As the New York Times reports, former Mayor Michael Bloomberg's administration denied allegations of wrongdoing and fought the lawsuit in court for a decade. In January, Mayor Bill de Blasio said the city's new counsel was "committed to making sure we get to that settlement quickly, some complicated issues, but we’re going to work through them very, very quickly,” citing a "moral obligation to right this injustice."

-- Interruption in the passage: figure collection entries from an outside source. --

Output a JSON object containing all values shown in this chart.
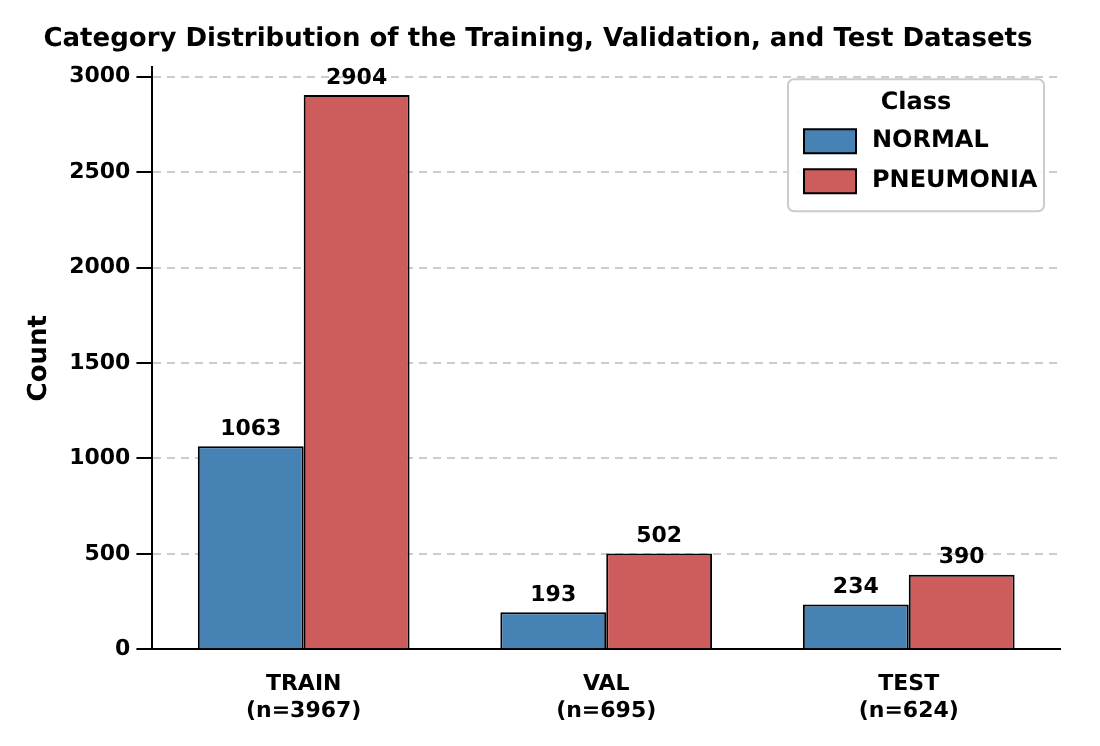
{
  "chart_data": {
    "type": "bar",
    "title": "Category Distribution of the Training, Validation, and Test Datasets",
    "ylabel": "Count",
    "legend_title": "Class",
    "categories": [
      "TRAIN\n(n=3967)",
      "VAL\n(n=695)",
      "TEST\n(n=624)"
    ],
    "series": [
      {
        "name": "NORMAL",
        "color": "#4682b4",
        "values": [
          1063,
          193,
          234
        ]
      },
      {
        "name": "PNEUMONIA",
        "color": "#cd5c5c",
        "values": [
          2904,
          502,
          390
        ]
      }
    ],
    "ylim": [
      0,
      3050
    ],
    "yticks": [
      0,
      500,
      1000,
      1500,
      2000,
      2500,
      3000
    ],
    "grid": "y",
    "legend": "top right",
    "data_labels": true
  }
}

In 1989, five black and Latino boys between the ages of 14 and 16 -- Antron McCray, Raymond Santana Jr., Kevin Richardson, Yusef Salaam and Kharey Wise -- were arrested in connection with the assault and rape of a jogger in Central Park. As the Times notes, each said that the incriminating statements they gave police were coerced, but the statements were ruled admissible and they were each convicted in 1990.
In 2002, an investigation by the Manhattan district attorney's office found through DNA evidence that the five boys had not been involved in the rape and assault. Instead, there was a single perpetrator who confessed to acting alone. In light of the new evidence, the district attorney asked that the convictions be vacated.
More from the Times:
Over the years, the men have consistently maintained their innocence [...] In prison, three of the men -- Mr. Richardson, Mr. Salaam and Mr. Santana -- maintained their innocence in the rape at parole hearings, where such a stance hurt their chances at a reduced term. [...]
As recently as last Friday, about 100 people gathered at the Brown Memorial Baptist Church in Brooklyn to view the film ["The Central Park Five" by Ken Burns] and to hear a talk by one of the men, Mr. Salaam. He described the stigma of living with the brand of being a rapist. “It wasn’t a popular thing to be one of us,” he said. The film, he added, “really gave us our lives back.”
At one point, he addressed the lawsuit. “Mayor de Blasio has said that he will settle this case for us and there has been some positive motion,” Mr. Salaam said, adding, “We’ve been waiting for 25 years for justice.”
Kharey Wise spent 13 years in prison as the result of the wrongful conviction. Kevin Richardson, Antron McCray, Yusef Salaam and Raymond Santana Jr. each served close to seven years.